As vagas serão reservadas de acordo com a presença negra e indígena na população de cada Estado da Federação, tomando em conta o Censo do IBGE 2010. Segundo o Censo, o Brasil tem 50,7% da população negra e indígena. S. Paulo, por exemplo, tem 34,6%, e as universidades federais deverão levar em conta esse dado no preenchimento de suas vagas.

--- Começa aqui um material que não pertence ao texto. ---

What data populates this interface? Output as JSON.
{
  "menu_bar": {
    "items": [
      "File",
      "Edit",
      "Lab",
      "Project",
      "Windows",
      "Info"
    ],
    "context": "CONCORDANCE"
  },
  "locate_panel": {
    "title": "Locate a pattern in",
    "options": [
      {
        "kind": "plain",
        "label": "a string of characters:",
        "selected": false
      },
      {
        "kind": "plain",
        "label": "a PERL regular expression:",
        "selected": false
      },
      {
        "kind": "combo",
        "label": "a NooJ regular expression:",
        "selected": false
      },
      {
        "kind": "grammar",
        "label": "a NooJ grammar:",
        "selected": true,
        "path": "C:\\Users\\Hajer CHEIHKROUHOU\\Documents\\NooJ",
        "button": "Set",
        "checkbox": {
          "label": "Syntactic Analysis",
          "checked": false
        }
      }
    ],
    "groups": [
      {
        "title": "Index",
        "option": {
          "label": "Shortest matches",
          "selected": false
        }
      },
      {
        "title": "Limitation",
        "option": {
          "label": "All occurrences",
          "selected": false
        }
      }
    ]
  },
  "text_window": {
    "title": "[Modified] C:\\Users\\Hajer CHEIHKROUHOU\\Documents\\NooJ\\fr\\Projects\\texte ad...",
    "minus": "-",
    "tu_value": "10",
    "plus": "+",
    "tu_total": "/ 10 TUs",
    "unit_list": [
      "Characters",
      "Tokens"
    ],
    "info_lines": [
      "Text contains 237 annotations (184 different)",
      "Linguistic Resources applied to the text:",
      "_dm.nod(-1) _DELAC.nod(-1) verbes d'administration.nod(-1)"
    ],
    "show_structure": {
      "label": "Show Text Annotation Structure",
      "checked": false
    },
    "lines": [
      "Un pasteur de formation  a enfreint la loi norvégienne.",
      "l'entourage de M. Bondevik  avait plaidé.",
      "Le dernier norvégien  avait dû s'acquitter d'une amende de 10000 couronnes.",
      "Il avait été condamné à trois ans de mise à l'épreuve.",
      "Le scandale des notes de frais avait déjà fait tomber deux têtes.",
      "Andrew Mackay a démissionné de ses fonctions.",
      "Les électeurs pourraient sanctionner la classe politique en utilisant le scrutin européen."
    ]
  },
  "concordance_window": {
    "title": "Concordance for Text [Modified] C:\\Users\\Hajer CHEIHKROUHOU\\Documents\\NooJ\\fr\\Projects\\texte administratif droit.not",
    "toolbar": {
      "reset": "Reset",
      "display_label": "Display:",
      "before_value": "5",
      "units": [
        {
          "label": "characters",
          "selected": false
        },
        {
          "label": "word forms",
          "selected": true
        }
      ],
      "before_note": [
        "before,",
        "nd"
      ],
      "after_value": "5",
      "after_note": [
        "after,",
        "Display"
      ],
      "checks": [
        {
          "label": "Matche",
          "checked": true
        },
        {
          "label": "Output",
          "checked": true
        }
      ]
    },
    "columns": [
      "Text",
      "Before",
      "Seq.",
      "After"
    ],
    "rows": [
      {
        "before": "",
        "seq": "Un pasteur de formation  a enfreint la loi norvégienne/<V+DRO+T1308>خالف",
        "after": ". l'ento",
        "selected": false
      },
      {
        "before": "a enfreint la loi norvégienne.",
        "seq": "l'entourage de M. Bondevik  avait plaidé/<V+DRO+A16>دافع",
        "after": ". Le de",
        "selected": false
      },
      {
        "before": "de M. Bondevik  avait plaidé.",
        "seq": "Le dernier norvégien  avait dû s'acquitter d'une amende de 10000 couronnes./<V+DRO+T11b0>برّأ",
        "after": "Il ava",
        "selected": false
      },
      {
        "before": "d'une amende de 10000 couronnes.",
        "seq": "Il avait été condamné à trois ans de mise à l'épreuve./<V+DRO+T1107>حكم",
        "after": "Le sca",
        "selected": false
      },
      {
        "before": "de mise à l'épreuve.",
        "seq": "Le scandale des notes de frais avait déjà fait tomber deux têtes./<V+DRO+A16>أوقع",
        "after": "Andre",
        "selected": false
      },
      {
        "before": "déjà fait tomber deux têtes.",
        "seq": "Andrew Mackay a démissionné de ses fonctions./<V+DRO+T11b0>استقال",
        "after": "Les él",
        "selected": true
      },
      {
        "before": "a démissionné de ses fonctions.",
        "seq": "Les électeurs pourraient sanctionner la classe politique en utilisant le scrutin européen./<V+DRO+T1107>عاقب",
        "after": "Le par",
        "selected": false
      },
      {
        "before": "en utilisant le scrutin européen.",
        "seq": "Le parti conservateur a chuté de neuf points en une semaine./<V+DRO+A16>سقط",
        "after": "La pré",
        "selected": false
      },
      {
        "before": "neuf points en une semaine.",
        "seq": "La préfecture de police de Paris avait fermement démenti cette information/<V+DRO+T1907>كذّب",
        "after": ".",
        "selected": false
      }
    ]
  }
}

O único voto contrário foi do senador tucano paulista, Aloysio Nunes Ferreira, para quem a proposta “é uma violência à autonomia das universidades”. O projeto será agora encaminhado para sanção, sem vetos, da Presidente da República, Dilma Rousseff.

Critério sócio-racial

De acordo com o projeto aprovado, pelo menos metade das vagas reservadas (25%), deverá ser destinada a estudantes de escolas públicas com renda igual ou inferior a um salário mínio e meio per capita – menos de mil reais em valores atuais. Para o relator da proposta, senador Paulo Paim (PT/RS), várias universidades, ao adotarem as cotas raciais como critério de acesso, já estão se adaptando à nova realidade. "Quem é negro sabe o quanto o preconceito é forte neste país. A rejeição deste projeto é dizer que nós não queremos que negro, pobre e índio tenham acesso a universidade", disse.

A senadora Ana Rita (PT/ES), disse que o projeto “faz justiça social”. "Dos 100% de alunos de uma universidade, 50% é de livre concorrência. Os outros 50% é de oriundos de escola pública", salientou. Antes de colocar o projeto em votação, o presidente do Senado, José Sarney (PMDB/MA) recebeu do secretário executivo da SEPPIR, Mário Theodoro, uma moção de apoio pedindo a aprovação. "É fundamental que tenhamos as cotas", afirmou o secretário.